We have been to Palazzo Catalani twice and can highly recommend it.  It is a small resort at the top of quite a steep hill and is a restored historic building.

All the apartments are different as the building has been restored to strict guidelines as it is such a historic building.  Therefore, it would be good if you could contact the resort to see if a specific unit has been allocated to your exchange so that you can request details of its layout, position etc.  The nicest ones have views of the garden or village rooftops.

Reception are very helpful so I'm sure that they would store your luggage if asked.  They have a small truck which they send down to bring your luggage up the hill if required.

Soriano is a very nice village with shops, cafes, restaurants, grocery stores etc.  The restaurant at the resort is good and don't miss the opera evening if it is on when you are there.  A super lady called Floriana is part of this operatic group and also arranges delightful outings around the area.

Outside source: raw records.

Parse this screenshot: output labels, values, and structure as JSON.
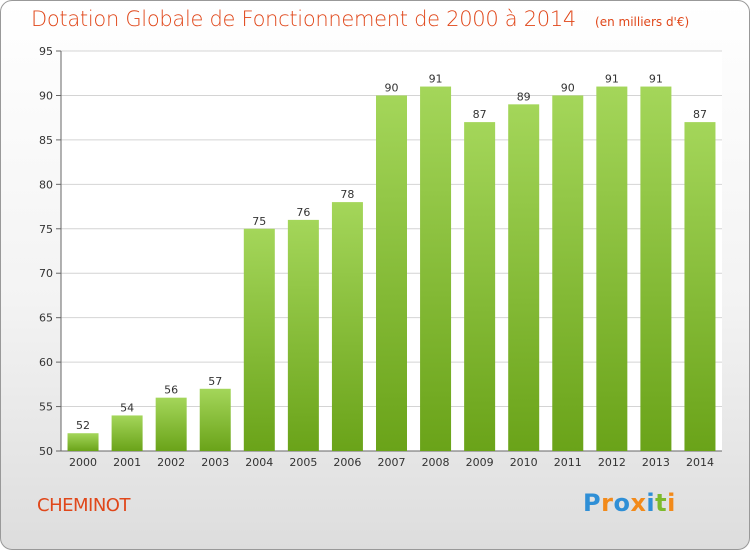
{
  "header": {
    "title": "Dotation Globale de Fonctionnement de 2000 à 2014",
    "subtitle": "(en milliers d'€)"
  },
  "footer": {
    "commune": "CHEMINOT",
    "brand": "Proxiti"
  },
  "colors": {
    "bar_top": "#a4d65a",
    "bar_bottom": "#6aa319",
    "title": "#e0471a",
    "brand_blue": "#2f8fd6",
    "brand_orange": "#f28a1a",
    "brand_green": "#7cba2c"
  },
  "chart_data": {
    "type": "bar",
    "title": "Dotation Globale de Fonctionnement de 2000 à 2014",
    "subtitle": "(en milliers d'€)",
    "xlabel": "",
    "ylabel": "",
    "categories": [
      "2000",
      "2001",
      "2002",
      "2003",
      "2004",
      "2005",
      "2006",
      "2007",
      "2008",
      "2009",
      "2010",
      "2011",
      "2012",
      "2013",
      "2014"
    ],
    "values": [
      52,
      54,
      56,
      57,
      75,
      76,
      78,
      90,
      91,
      87,
      89,
      90,
      91,
      91,
      87
    ],
    "ylim": [
      50,
      95
    ],
    "yticks": [
      50,
      55,
      60,
      65,
      70,
      75,
      80,
      85,
      90,
      95
    ],
    "grid": true,
    "data_labels": true
  }
}
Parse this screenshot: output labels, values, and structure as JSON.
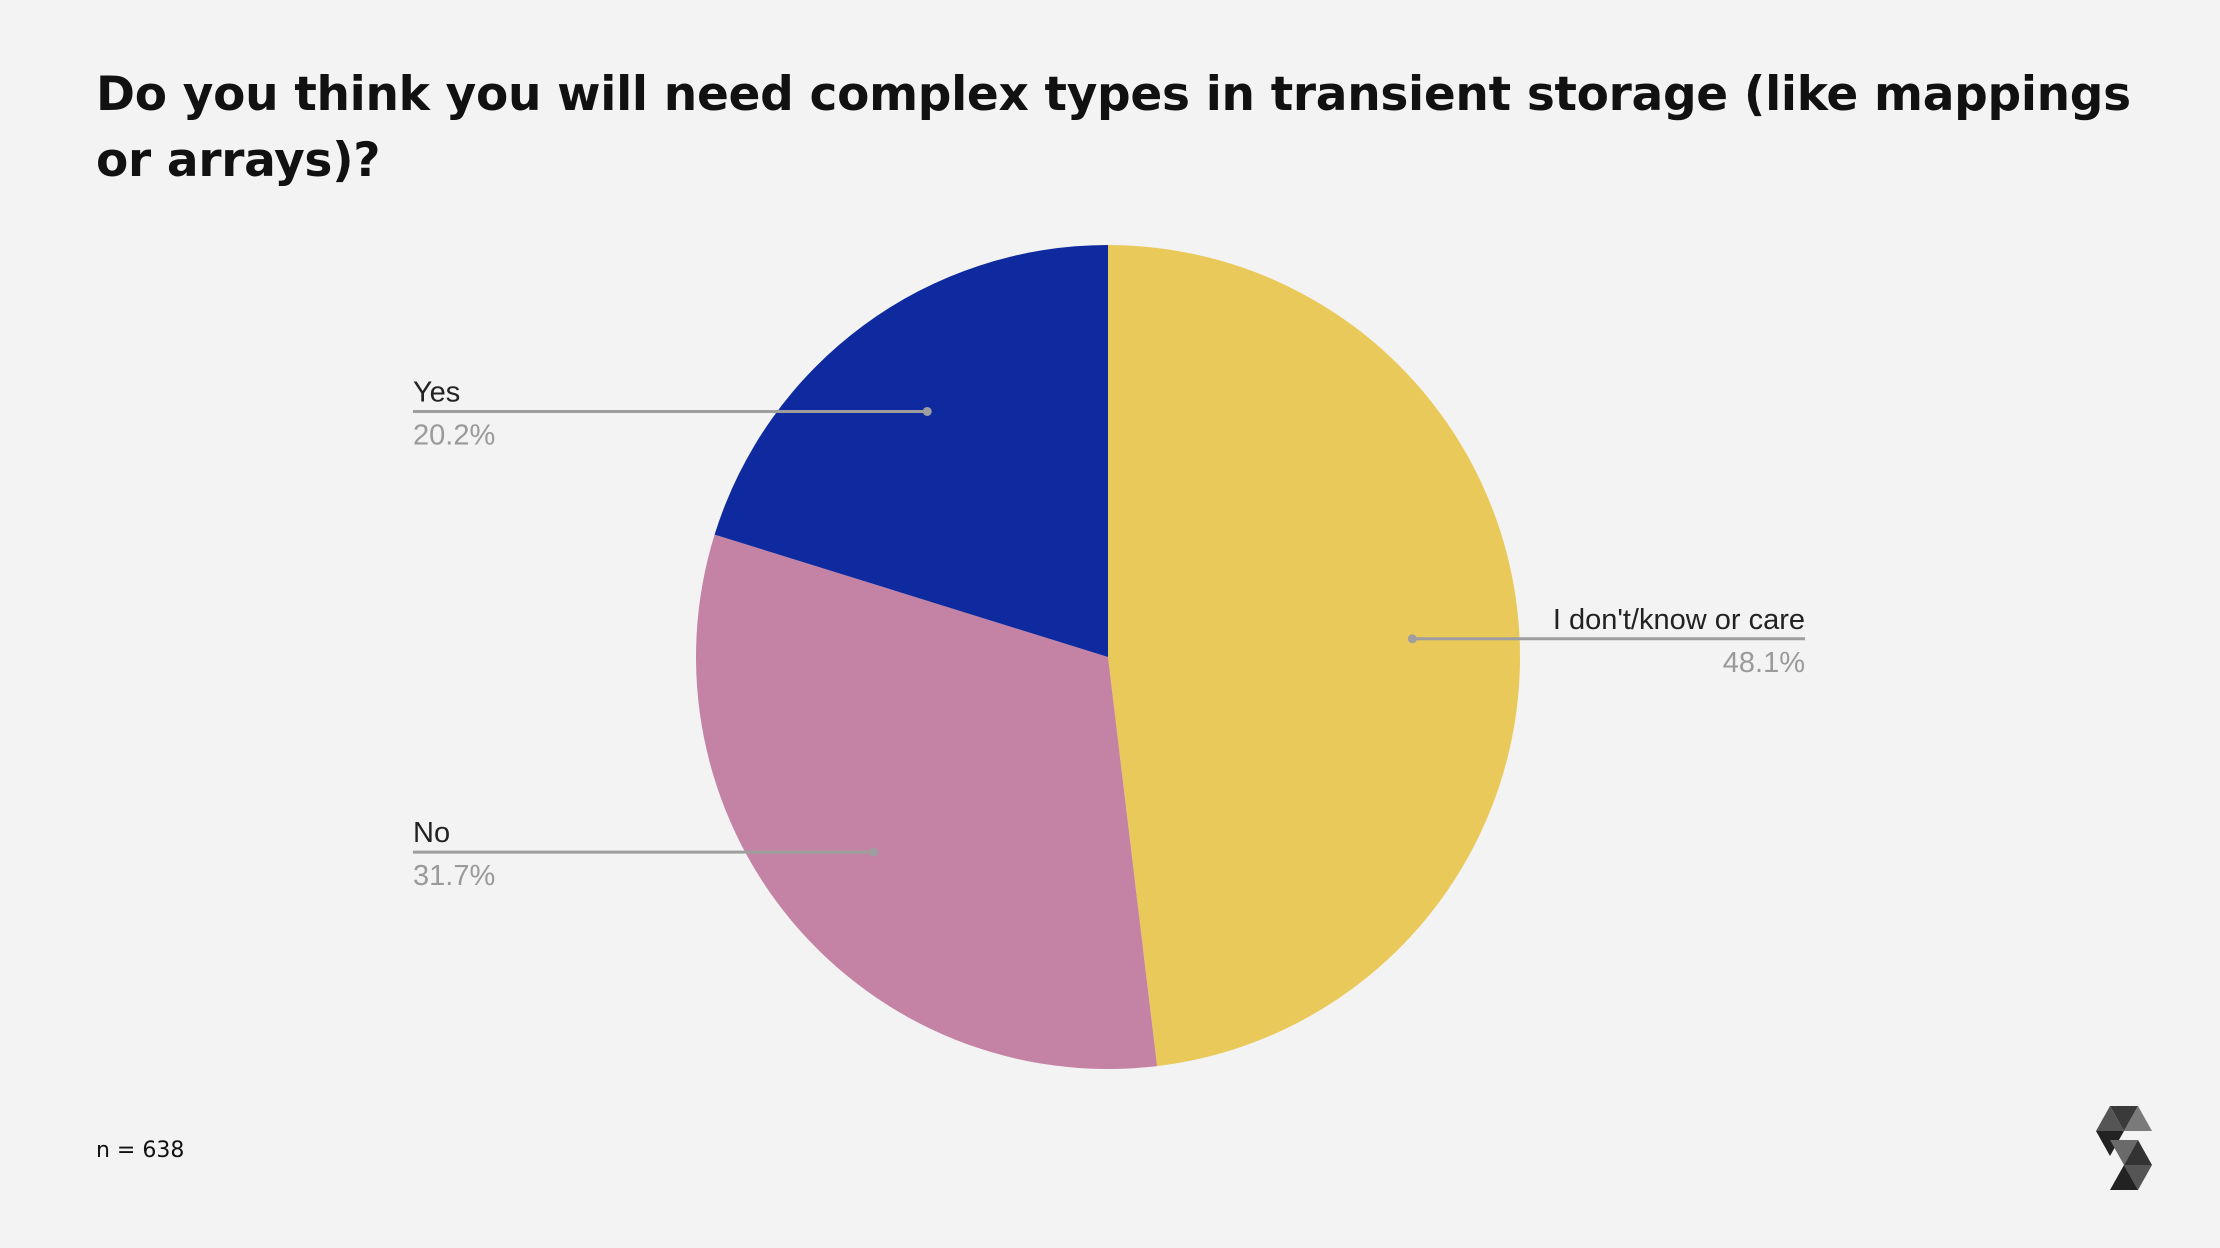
{
  "title": "Do you think you will need complex types in transient storage (like mappings or arrays)?",
  "footnote": "n = 638",
  "chart_data": {
    "type": "pie",
    "title": "Do you think you will need complex types in transient storage (like mappings or arrays)?",
    "start_angle_deg": 0,
    "direction": "clockwise",
    "slices": [
      {
        "label": "I don't/know or care",
        "value": 48.1,
        "value_label": "48.1%",
        "color": "#e9c95a",
        "legend_side": "right"
      },
      {
        "label": "No",
        "value": 31.7,
        "value_label": "31.7%",
        "color": "#c483a5",
        "legend_side": "left"
      },
      {
        "label": "Yes",
        "value": 20.2,
        "value_label": "20.2%",
        "color": "#0f2a9e",
        "legend_side": "left"
      }
    ],
    "legend_placement": "callouts",
    "grid": false
  },
  "colors": {
    "background": "#f3f3f3",
    "leader_line": "#9e9e9e",
    "label_text": "#222222",
    "value_text": "#9a9a9a"
  },
  "logo_icon": "solidity-logo-icon"
}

Mail me back if you wish with specific questions.

Best wishes

Judith


----------



## ValHam (Oct 27, 2010)

Last week I was at Palazzo- I was somewhat dissapointed- However - we took a 3 day side trip paying for extra hotels to Florence - Sure glad we did the Florence side trip- Every activity was cancelled at Palazzo- we could therefore not even experience the opera night. We had a studio - it is very modest - no real shower -lots of hills hotel restaurant overpriced- We rented a car and lots of towns to visit within 1-2 hours -However, anything really special like sienna or florence is at least 2 hurs- not worth it for a day. Siena is a nice clean town - However - it is just 1 of many hilltop town - I am glad I am in a hotel for a week in Rome  - a day trip would be a real hassle from Siena.


----------